Wednesday, 17 December 2008

The Spiraling Worm: A Retrospective

It’s been eighteen months since the publication of The Spiraling Worm, which is either a novel or a collection of interconnected stories linked by characters and setting depending on how you look at it, which I wrote with American horror writer John Sunseri. In summary it is a Cthulhu Mythos novel written in the style of a political thriller. When I tell people it is like The Bourne Identity meets H.P. Lovecraft I’m told this is a great way to sum it up.

As an overview The Spiraling Worm is about three spies, Harrison Peel of Australian Army Intelligence, Jack Dixon of the NSA and James Figgs from the British Secret Service. The three agents are embroiled into the world of cosmic horrors, of other dimensional monsters breaking through into our universe, our world hell-bent on destroying it. Peel and Dixon fight the good fight to stop them, and Figgs … well his motives are a little more clouded. Of course there is lots of action, gun play, exotic locations from the Congo to Russia, Antarctica and the Australian Outback, and as my friends like to point out, lots of explosions. I’m also told regularly that it is very visual, very cinematic.

The book was not something that was originally planned. It started out innocently enough with a few short stories featuring Harrison Peel which ended up in a few magazines and anthologies. One story however, got noticed quickly, and that was “False Containment” which involved government conspiracies, nuclear waste, wormholes into the past, FBI agents and a flesh devouring monster, and the saving of the world by the quick thinking of the hero, Harrison Peel. This story appeared in the Elder Signs Press anthology Horrors Beyond, which also featured a story from John Sunseri, and he was the one who noticed it.

When John read “False Containment” he liked it so much he wanted to borrow Peel for his own tale, “Resurgence” about the rise of the shoggoths (If you don’t know what a shoggoth is, I suggest you read H.P. Lovecraft’s At The Mountains of Madness and find out, but in a nutshell they are one of the creepiest monsters ever to come out of 20th Century literature – vampires and werewolves have nothing on these guys). I liked his story so much I wrote a sequel, “Weapon Grade”. Suddenly John and I realised we were a couple of stories away from completing a collection, and so we got to work.
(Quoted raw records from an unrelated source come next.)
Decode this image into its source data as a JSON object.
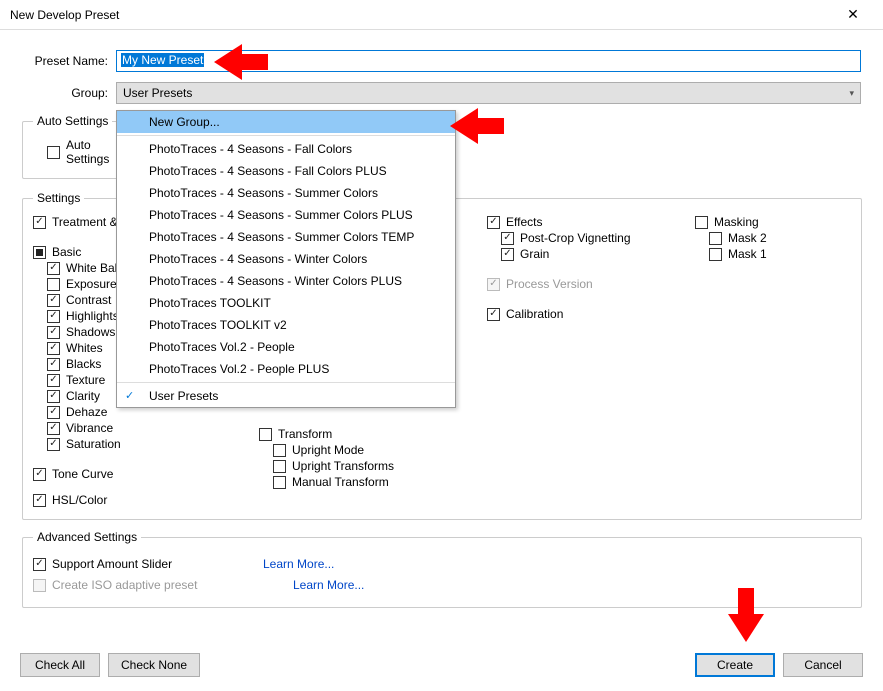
{
  "window": {
    "title": "New Develop Preset",
    "close": "✕"
  },
  "form": {
    "preset_label": "Preset Name:",
    "preset_value": "My New Preset",
    "group_label": "Group:",
    "group_value": "User Presets"
  },
  "dropdown": {
    "new_group": "New Group...",
    "items": [
      "PhotoTraces - 4 Seasons - Fall Colors",
      "PhotoTraces - 4 Seasons - Fall Colors PLUS",
      "PhotoTraces - 4 Seasons - Summer Colors",
      "PhotoTraces - 4 Seasons - Summer Colors PLUS",
      "PhotoTraces - 4 Seasons - Summer Colors TEMP",
      "PhotoTraces - 4 Seasons - Winter Colors",
      "PhotoTraces - 4 Seasons - Winter Colors PLUS",
      "PhotoTraces TOOLKIT",
      "PhotoTraces TOOLKIT v2",
      "PhotoTraces Vol.2 - People",
      "PhotoTraces Vol.2 - People PLUS"
    ],
    "user_presets": "User Presets"
  },
  "auto": {
    "legend": "Auto Settings",
    "auto_settings": "Auto Settings"
  },
  "settings": {
    "legend": "Settings",
    "treatment_profile": "Treatment & Profile",
    "basic": "Basic",
    "white_balance": "White Balance",
    "exposure": "Exposure",
    "contrast": "Contrast",
    "highlights": "Highlights",
    "shadows": "Shadows",
    "whites": "Whites",
    "blacks": "Blacks",
    "texture": "Texture",
    "clarity": "Clarity",
    "dehaze": "Dehaze",
    "vibrance": "Vibrance",
    "saturation": "Saturation",
    "tone_curve": "Tone Curve",
    "hsl_color": "HSL/Color",
    "transform": "Transform",
    "upright_mode": "Upright Mode",
    "upright_transforms": "Upright Transforms",
    "manual_transform": "Manual Transform",
    "effects": "Effects",
    "post_crop_vignetting": "Post-Crop Vignetting",
    "grain": "Grain",
    "process_version": "Process Version",
    "calibration": "Calibration",
    "masking": "Masking",
    "mask2": "Mask 2",
    "mask1": "Mask 1"
  },
  "advanced": {
    "legend": "Advanced Settings",
    "support_amount": "Support Amount Slider",
    "create_iso": "Create ISO adaptive preset",
    "learn_more": "Learn More..."
  },
  "buttons": {
    "check_all": "Check All",
    "check_none": "Check None",
    "create": "Create",
    "cancel": "Cancel"
  }
}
When we started submitting the collection to publishers Chaosium Inc. snapped it up quickly, pushing it up their publication schedule. Renowned and respected Cthulhu Mythos writer C.J. Henderson best known for his Teddy London wrote us a wonderful introduction, and before we knew it, the book was in print.

So what happened in eighteen months since its release? To our surprise the collection did remarkably well. It’s been a continuous seller on Amazon.com regularly dipping into the top ten horror anthology best selling list – word of mouth is definitely what keeps it flying out the Amazon warehouse doors. It spawned its own Wikipedia page, got rave reviews from OzHorrorScope, SFReader, GameGeek and Amazon, and three of the stories received honourable mentions in the Years Best Fantasy and Horror 2008. The book also received two honourable mentions in Australia’s most prestigious awards, the Aurealis and the Australian Shadows. I was interviewed by the ABC and OzHorrorScope about the book, and Chaosium decided to publish it as their first, and so far only, hardback fiction edition.
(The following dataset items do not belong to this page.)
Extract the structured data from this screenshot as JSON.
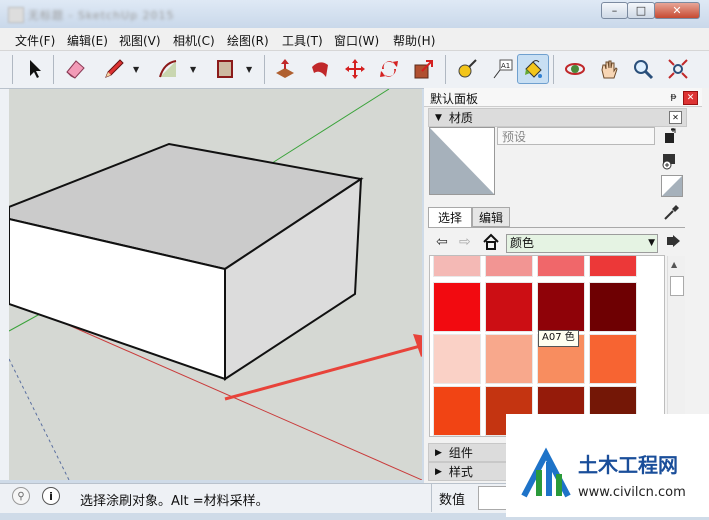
{
  "window": {
    "title": "无标题 - SketchUp 2015",
    "buttons": {
      "minimize": "–",
      "maximize": "□",
      "close": "✕"
    }
  },
  "menu": [
    "文件(F)",
    "编辑(E)",
    "视图(V)",
    "相机(C)",
    "绘图(R)",
    "工具(T)",
    "窗口(W)",
    "帮助(H)"
  ],
  "toolbar": {
    "tools": [
      "select-arrow-icon",
      "eraser-icon",
      "pencil-line-icon",
      "arc-icon",
      "rectangle-icon",
      "push-pull-icon",
      "follow-me-icon",
      "move-icon",
      "rotate-icon",
      "scale-icon",
      "tape-measure-icon",
      "text-label-icon",
      "paint-bucket-icon",
      "orbit-icon",
      "pan-hand-icon",
      "zoom-icon",
      "zoom-extents-icon"
    ],
    "active": "paint-bucket-icon",
    "text_tool_glyph": "A1"
  },
  "panel": {
    "title": "默认面板",
    "pin": "ᵽ",
    "close": "✕",
    "materials": {
      "header": "材质",
      "name_placeholder": "预设",
      "tabs": [
        "选择",
        "编辑"
      ],
      "collection": "颜色",
      "tooltip": "A07 色",
      "swatch_colors": [
        [
          "#f4b9b5",
          "#f29593",
          "#f0676a",
          "#ec3838"
        ],
        [
          "#f20a10",
          "#cc0e14",
          "#8f0208",
          "#6e0002"
        ],
        [
          "#fad1c6",
          "#f8a88c",
          "#f88d5f",
          "#f76432"
        ],
        [
          "#f14414",
          "#c43411",
          "#951b0a",
          "#741706"
        ]
      ]
    },
    "components_header": "组件",
    "styles_header": "样式"
  },
  "status": {
    "text": "选择涂刷对象。Alt =材料采样。",
    "measurement_label": "数值"
  },
  "watermark": {
    "cn": "土木工程网",
    "url": "www.civilcn.com"
  },
  "colors": {
    "accent_arrow": "#e8433a",
    "swatch_selected_green": "#e5f3e3",
    "axis_red": "#c93b3b",
    "axis_green": "#3aa33a"
  }
}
Looking back on The Spiraling Worm I’m still proud of what John and I achieved. It had its faults of course, which are much easier to see in hindsight, and if I did it again I’d approach the whole thing differently. But at the end of the day, it did well and is still doing far better than we ever could have hoped for.
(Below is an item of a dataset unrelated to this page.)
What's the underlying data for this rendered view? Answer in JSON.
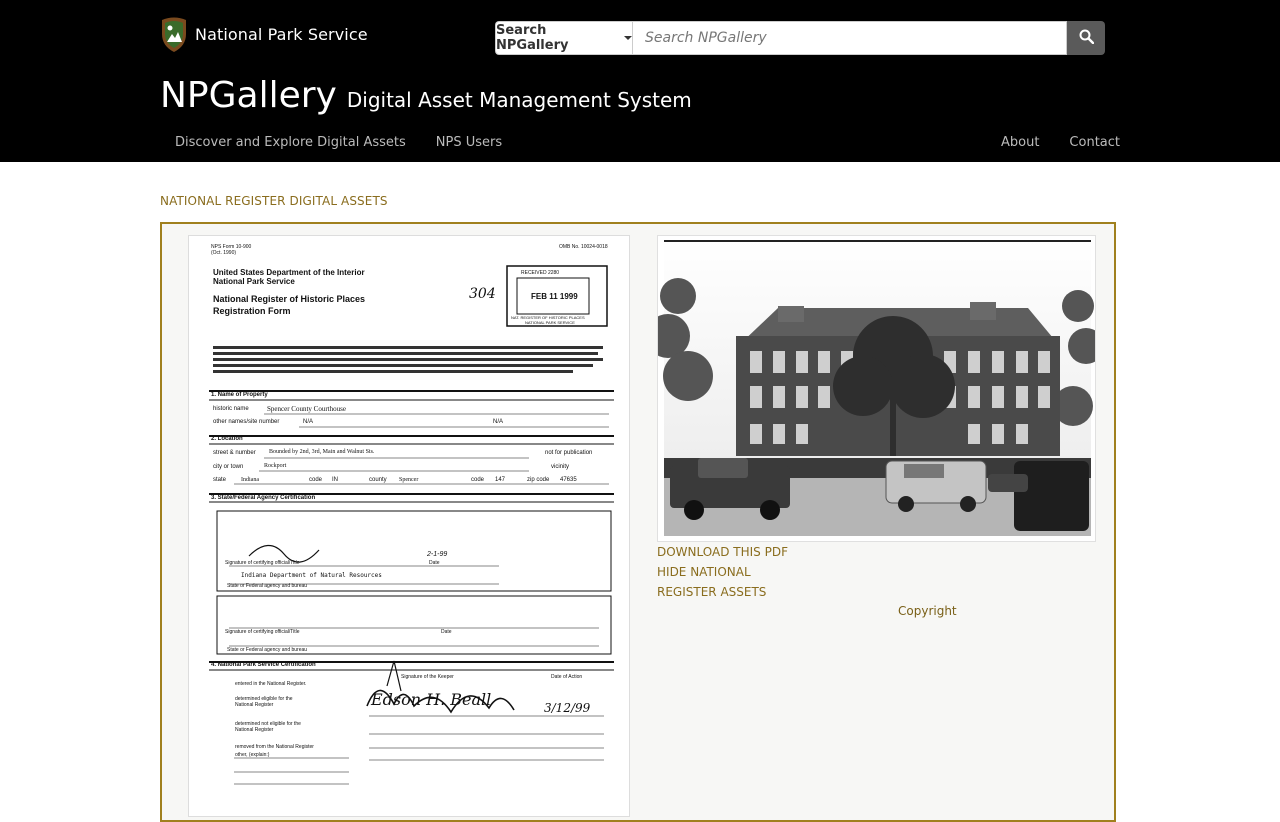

Will there be any more Harrison Peel and Jack Dixon tales? We certainly hope so and there are enough fans out there who keep asking me when it will happen. Unfortunately for various reasons the sequel got delayed, and then finally ground to a halt. John and I have discussed some options on what we could do with a sequel down the track while we work on other projects. In the meantime we’re still writing more short stories in the series, and when they come out in print, I’ll post here. Peel and Dixon are just too much fun to write about to end the series now.